He'll hit the pron and SASS and the other places soon enough, and it's not like I have any hope of doing more than slowing it by making sure he knows why he shouldn't go there quite yet. The mystique factor would have seriously worked against me in that, and he plays enough online games that someone is going to link him eventually. Now he knows why he shouldn't go there yet.

You know. There have actually been STUDIES showing that it's worse having long download times for disturbing/anxiety provoking images. They measured heart rate and everything.

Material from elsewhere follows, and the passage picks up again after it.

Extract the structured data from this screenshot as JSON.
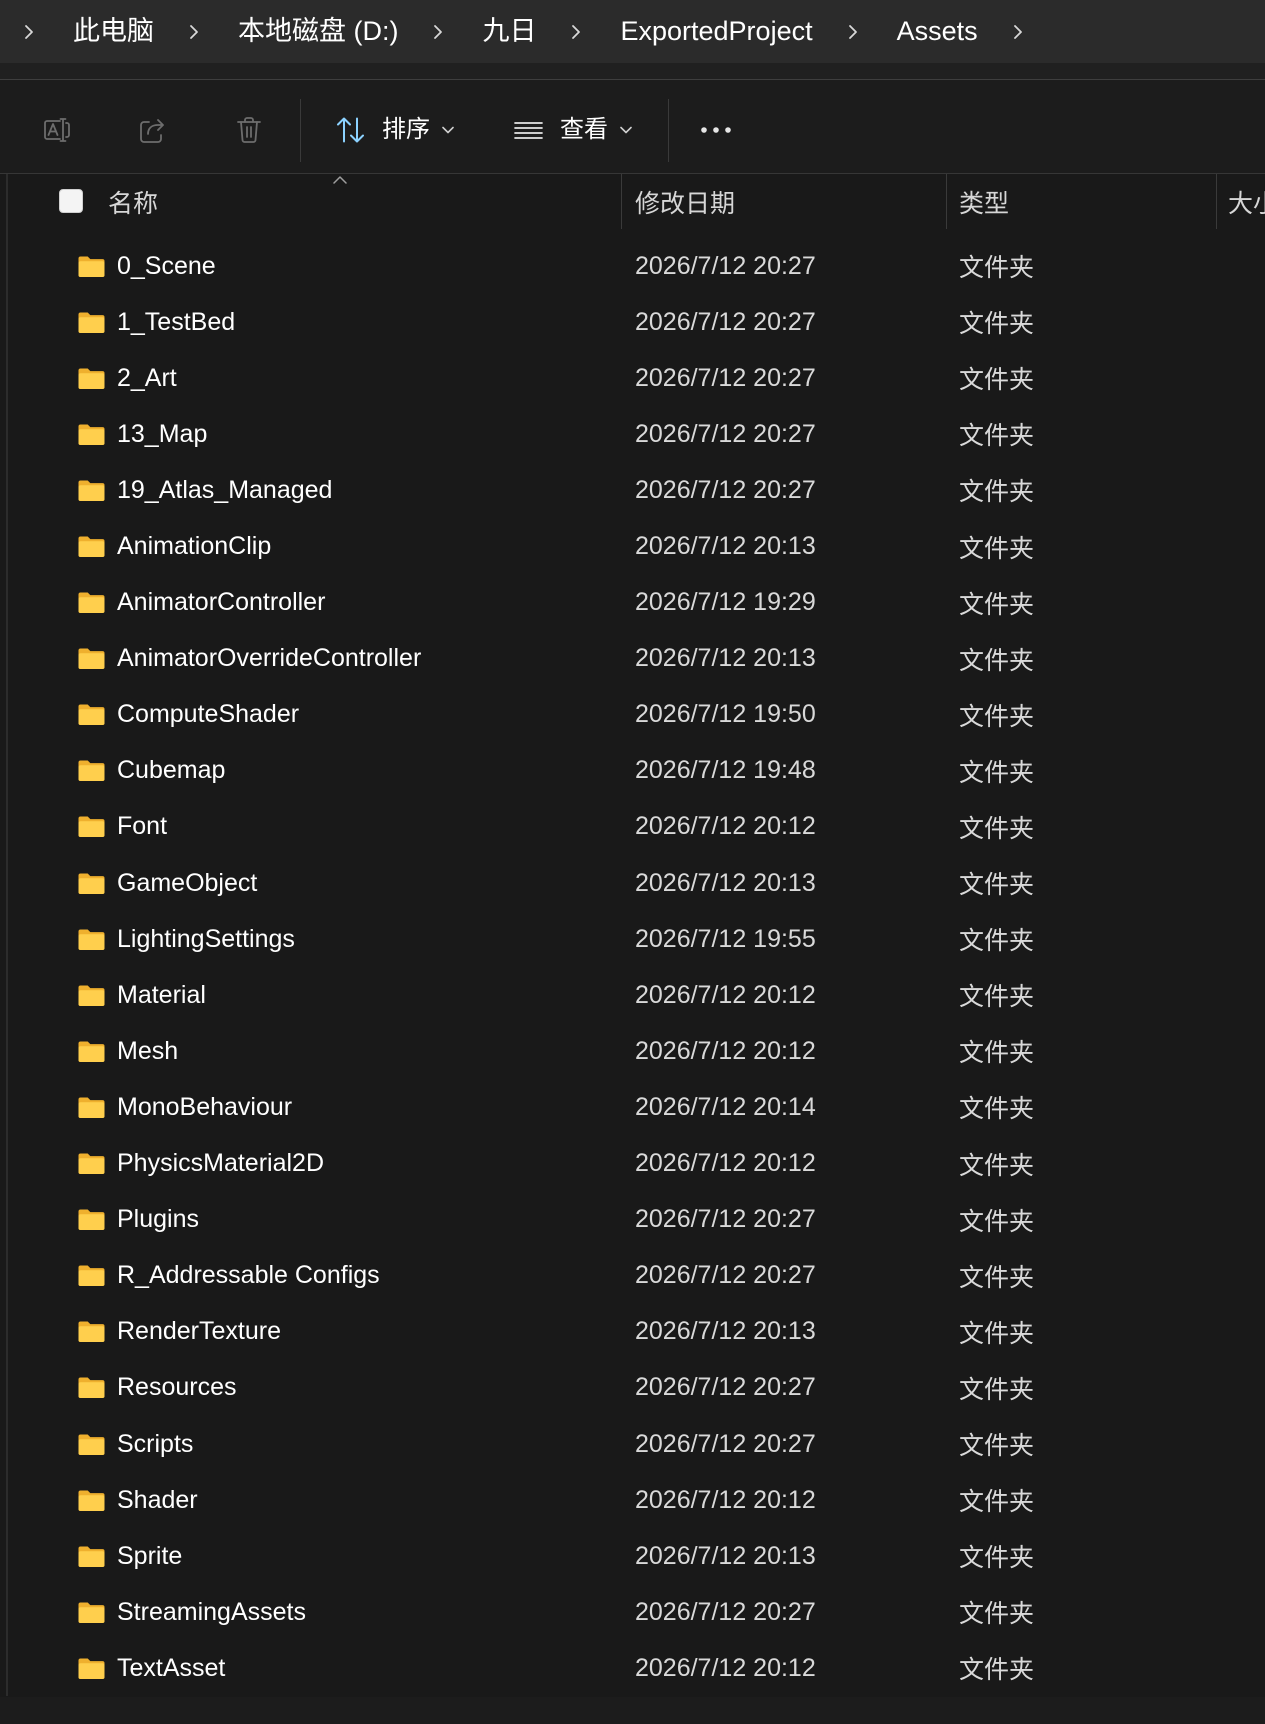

This is true. Though there is also this. The sheer anticipatory dread after hearing about it for so long does take the worst of the edge off by the time you do see. Goatse startled me, but it really didn't do much worse; I'd heard so much about it that it was like, oh. Well. That's--strange.

Your parenting makes me all ... *chin-hands*

♥ ♥ ♥

Hee! We did something similar but not quite as shocking to Eldest (now 12, then about 10). He kept trying to read over both E and I's shoulders while we'd be reading fic and looking up stuff online. We started pulling up extremely graphic fic and images and he ran away and left us alone. I'm not sure if it was that, or E pulling up all the spam mail with images of penis enlargement and explaining to him in detail what it meant that has kept him away for the past two years. *g*

i'm not sure how old he is, but i'm pretty sure if someone had sat me down and explained to me the horror that was goatse, i would have been a lot less exploratory and a lot more terrified when i found it at the age of 13. it's like pulling off a band-aid! *heart-eyes your parenting*

I can't even imagine parenting in this day and age. But, of course my grandparents said the same thing to MY parents when I was young.

Stay strong, Mom, stay strong.

wow, I had to google it and I've been online since '92..I feel lucky. very lucky.

And man... poor child. but well deserved. Is he still hiding?

Thank you for educating me about goatse.

I applaud your method! Goatse was what taught me not to click links if I didn't know what they were, and that no, I didn't really need to go see other shock sites to satisfy my curiosity.